By 1956, the existence of extensive copper orebodies at the Granduc mine had been established. To develop these orebodies, a decision was made in 1964 to drive the 11.5-mile tunnel from the Leduc minesite on the west side of Granduc Mountain to the proposed site of concentrator facilities at Tide Lake in the Bowser River Valley and to construct a road from the mill at Tide Lake to Stewart at which deep-sea port facilities could be established.
The driving of the haulage tunnel is one of the major engineering feats in the history of mining and is the subject of a separate article in this issue. The story of the avalanche which descended on the Leduc camp has been told many times and is well known to the mining men of this continent. Its immediate effect from an engineering point of view was to alter the original two-heading concept to that of a single drive from the Tide Lake portal. This was a most severe setback and it delayed completion of the program a full year.
The fact remains that ore was being mined, transported through the world's longest mining-operation tunnel, and was being treated in a modern concentrator; that the campsite at the Tide Lake end of the tunnel was fully developed; that housing for married personnel has been established at Stewart where deep-sea loading facilities have also been constructed; and that Granduc had become a major force in Canadian mining and was a notable contributor to the provincial and federal economies as well as a substantial employer of labor.

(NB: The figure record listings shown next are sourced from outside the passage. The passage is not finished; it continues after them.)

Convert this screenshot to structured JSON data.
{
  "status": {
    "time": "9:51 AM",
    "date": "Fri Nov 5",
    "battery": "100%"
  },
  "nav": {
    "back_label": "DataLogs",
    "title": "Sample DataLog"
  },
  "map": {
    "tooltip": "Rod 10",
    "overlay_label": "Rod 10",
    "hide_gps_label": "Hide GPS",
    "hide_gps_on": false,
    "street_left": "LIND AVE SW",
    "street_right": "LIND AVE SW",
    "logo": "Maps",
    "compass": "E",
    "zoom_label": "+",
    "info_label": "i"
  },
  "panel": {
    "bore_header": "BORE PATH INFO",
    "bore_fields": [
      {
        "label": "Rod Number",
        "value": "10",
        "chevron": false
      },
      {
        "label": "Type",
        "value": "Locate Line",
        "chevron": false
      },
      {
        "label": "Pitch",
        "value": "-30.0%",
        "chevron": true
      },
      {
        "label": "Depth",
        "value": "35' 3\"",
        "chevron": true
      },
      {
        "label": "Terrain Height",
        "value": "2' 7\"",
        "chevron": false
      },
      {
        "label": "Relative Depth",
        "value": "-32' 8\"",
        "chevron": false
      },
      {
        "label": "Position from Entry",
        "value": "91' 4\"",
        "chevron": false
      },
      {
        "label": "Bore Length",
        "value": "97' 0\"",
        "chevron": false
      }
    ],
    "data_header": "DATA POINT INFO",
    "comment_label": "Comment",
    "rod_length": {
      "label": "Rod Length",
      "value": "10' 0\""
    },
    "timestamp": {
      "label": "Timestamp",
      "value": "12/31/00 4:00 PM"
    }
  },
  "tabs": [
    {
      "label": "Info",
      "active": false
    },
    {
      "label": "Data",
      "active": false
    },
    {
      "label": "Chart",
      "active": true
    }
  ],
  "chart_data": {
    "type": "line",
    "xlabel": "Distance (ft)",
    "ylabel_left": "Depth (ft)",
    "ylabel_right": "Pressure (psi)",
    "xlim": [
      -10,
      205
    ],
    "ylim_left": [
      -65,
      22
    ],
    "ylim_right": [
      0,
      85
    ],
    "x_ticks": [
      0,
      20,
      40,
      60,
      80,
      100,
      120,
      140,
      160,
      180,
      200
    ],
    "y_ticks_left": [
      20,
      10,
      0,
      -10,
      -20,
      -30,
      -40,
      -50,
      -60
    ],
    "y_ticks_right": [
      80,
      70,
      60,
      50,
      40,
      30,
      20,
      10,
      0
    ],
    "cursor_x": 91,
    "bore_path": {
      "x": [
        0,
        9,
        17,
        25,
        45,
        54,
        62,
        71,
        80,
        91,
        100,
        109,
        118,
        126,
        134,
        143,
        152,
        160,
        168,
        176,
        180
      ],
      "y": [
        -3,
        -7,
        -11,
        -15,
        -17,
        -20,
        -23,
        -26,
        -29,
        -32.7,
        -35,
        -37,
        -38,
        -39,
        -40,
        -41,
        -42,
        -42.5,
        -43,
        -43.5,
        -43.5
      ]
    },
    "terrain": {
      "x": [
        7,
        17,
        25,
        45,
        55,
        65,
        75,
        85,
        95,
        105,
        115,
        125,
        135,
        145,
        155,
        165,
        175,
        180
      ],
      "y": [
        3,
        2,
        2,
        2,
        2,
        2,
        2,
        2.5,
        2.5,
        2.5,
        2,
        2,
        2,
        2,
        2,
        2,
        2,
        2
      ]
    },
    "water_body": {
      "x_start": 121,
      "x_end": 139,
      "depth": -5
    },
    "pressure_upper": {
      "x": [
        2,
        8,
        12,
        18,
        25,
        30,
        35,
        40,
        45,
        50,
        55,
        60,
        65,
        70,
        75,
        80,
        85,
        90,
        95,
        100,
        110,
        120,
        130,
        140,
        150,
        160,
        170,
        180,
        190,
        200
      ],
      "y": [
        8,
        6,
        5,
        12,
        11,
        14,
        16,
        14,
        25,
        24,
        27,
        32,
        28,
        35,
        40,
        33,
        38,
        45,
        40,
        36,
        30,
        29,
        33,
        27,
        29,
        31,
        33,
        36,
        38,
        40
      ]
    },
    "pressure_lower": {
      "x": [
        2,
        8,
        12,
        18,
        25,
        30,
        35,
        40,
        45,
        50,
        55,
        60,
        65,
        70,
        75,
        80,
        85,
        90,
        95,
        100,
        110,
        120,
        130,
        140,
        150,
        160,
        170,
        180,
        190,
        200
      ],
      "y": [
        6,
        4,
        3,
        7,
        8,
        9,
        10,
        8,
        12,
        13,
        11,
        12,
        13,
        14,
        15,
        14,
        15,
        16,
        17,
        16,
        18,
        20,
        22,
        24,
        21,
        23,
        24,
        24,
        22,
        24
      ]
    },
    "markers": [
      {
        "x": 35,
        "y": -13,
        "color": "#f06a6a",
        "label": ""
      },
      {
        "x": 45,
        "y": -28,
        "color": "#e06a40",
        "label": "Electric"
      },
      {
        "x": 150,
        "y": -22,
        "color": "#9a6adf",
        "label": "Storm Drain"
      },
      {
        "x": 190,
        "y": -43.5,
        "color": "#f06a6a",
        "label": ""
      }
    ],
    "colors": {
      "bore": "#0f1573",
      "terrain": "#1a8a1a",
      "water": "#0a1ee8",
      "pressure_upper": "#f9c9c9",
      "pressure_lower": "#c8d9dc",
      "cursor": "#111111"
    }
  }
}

The Granduc mine was leased to Granduc Operating Company which was owned jointly by Newmont Mining Corporation and American Smelting and Refining Company. The two major companies participate equally in the joint venture and Granduc Operating Company was the operator . Under the terms of the lease, Granduc Mines, Limited, was to receive a royalty of 22.5% of operating profits earned from the first 32.5 million tons milled and a royalty of 25% thereafter. The operators, who provided all of the funds, quoted a figure of $115 million as the expenditure from October I, 1965, to bring the property to the production stage. It can only be concluded, in consideration of the hazards herein mentioned and the always uncertain fluctuations of metal markets, that this was "risk capital" with a vengeance. It can also serve as a reminder to the socio-economists of our age, who tend to deride achievement, that more than dreams are needed to realize the attainment of a good life; that it is still left to those with sheer "guts" to proceed with the financing of such a project and to re-affirm their confidence in the face of rising costs and physical stoppages; that much depends on our technical people with their undiminished competence ...all working together to make our economy function and to make Canada, as has been done so many times in the past, something of a better place in which to live. Published ore reserves at Granduc were estimated at more than 43,000,000 tons grading I. 73% copper with minor values in gold and silver.